Латиняне переводят meletan с помощью meditari, melete — как meditatio. Надо не упускать из виду — я, впрочем, об этом говорил,15 — что как meletan-melete в греческом, так и medi-tari-meditatio в латинском обозначают некую деятельность, действование. Это не какое-то замыкание на себя мысли, всту­пившей в свободную игру с самой собой. Это реальное упраж­нение. Слово meletan в некоторых текстах прекрасно может относиться к сельскохозяйственной деятельности.16 Melete — это настоящий труд, факт meletan. Melete — это также термин, которым пользуются учителя риторики для обозначения той подготовительной работы, которой должен заняться готовя­щийся к выступлению, когда ему приходится говорить спон­танно и импровизируя, т. е. не имея перед глазами написанного или выученного наизусть текста. Это способ подготовки, вы­нужденной, тяжелой, но в то же время такой, которая учит го­ворить легко и свободно.
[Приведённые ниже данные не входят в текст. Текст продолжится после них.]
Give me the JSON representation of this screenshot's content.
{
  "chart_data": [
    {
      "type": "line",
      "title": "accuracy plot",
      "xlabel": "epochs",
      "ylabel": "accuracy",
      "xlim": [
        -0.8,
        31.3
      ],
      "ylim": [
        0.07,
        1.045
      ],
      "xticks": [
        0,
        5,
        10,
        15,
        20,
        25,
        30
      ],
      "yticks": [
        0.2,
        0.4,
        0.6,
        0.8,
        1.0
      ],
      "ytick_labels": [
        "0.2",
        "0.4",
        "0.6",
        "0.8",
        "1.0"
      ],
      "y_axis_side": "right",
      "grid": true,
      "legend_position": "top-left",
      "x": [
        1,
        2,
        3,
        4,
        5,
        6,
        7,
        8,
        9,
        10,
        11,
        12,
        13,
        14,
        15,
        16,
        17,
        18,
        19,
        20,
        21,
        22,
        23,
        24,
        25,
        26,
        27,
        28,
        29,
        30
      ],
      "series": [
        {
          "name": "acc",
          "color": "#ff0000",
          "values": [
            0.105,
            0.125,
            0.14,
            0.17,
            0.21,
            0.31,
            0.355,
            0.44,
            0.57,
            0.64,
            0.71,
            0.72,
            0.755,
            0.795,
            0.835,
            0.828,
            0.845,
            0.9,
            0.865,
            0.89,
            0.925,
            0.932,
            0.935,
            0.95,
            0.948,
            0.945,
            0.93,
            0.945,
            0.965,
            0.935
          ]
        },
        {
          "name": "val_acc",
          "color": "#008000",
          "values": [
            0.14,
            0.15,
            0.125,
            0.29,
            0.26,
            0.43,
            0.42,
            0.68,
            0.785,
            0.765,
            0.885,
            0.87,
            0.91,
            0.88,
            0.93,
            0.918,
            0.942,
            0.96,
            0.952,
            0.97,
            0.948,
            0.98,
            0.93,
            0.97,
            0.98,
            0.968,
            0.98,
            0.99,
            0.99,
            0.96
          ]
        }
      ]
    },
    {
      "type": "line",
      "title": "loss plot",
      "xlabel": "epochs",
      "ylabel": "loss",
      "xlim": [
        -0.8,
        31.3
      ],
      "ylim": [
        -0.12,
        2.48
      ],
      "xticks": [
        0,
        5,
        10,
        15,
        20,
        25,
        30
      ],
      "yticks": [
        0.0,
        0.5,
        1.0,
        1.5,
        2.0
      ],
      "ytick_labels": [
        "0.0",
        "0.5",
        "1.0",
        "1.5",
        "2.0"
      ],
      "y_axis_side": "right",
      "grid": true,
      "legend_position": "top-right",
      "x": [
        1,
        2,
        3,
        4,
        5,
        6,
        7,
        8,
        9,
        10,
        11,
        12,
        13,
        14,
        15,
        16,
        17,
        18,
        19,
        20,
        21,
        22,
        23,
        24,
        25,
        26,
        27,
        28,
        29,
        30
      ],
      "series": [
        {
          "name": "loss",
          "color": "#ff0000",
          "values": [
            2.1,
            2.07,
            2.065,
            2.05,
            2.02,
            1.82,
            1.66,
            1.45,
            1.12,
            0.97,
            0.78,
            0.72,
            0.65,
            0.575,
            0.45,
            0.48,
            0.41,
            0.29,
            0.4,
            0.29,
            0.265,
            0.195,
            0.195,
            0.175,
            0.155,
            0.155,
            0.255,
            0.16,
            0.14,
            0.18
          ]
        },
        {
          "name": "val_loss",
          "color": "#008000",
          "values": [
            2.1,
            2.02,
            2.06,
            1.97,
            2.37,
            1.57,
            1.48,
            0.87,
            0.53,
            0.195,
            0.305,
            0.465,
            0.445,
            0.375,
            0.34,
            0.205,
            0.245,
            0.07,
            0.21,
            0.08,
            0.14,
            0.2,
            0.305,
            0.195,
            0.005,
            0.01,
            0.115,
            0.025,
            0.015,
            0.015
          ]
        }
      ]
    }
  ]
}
Такова melete у риторов.17 Когда философы говорят об упражнениях, связанных с обращением на себя, выражение meletan обозначает, я думаю, что-то по­хожее на melete риторов: работу мысли, которая трудится над собой, мысленный труд, но такой, главная задача которого — приготовить человека к тому, чем ему придется вскоре за­няться.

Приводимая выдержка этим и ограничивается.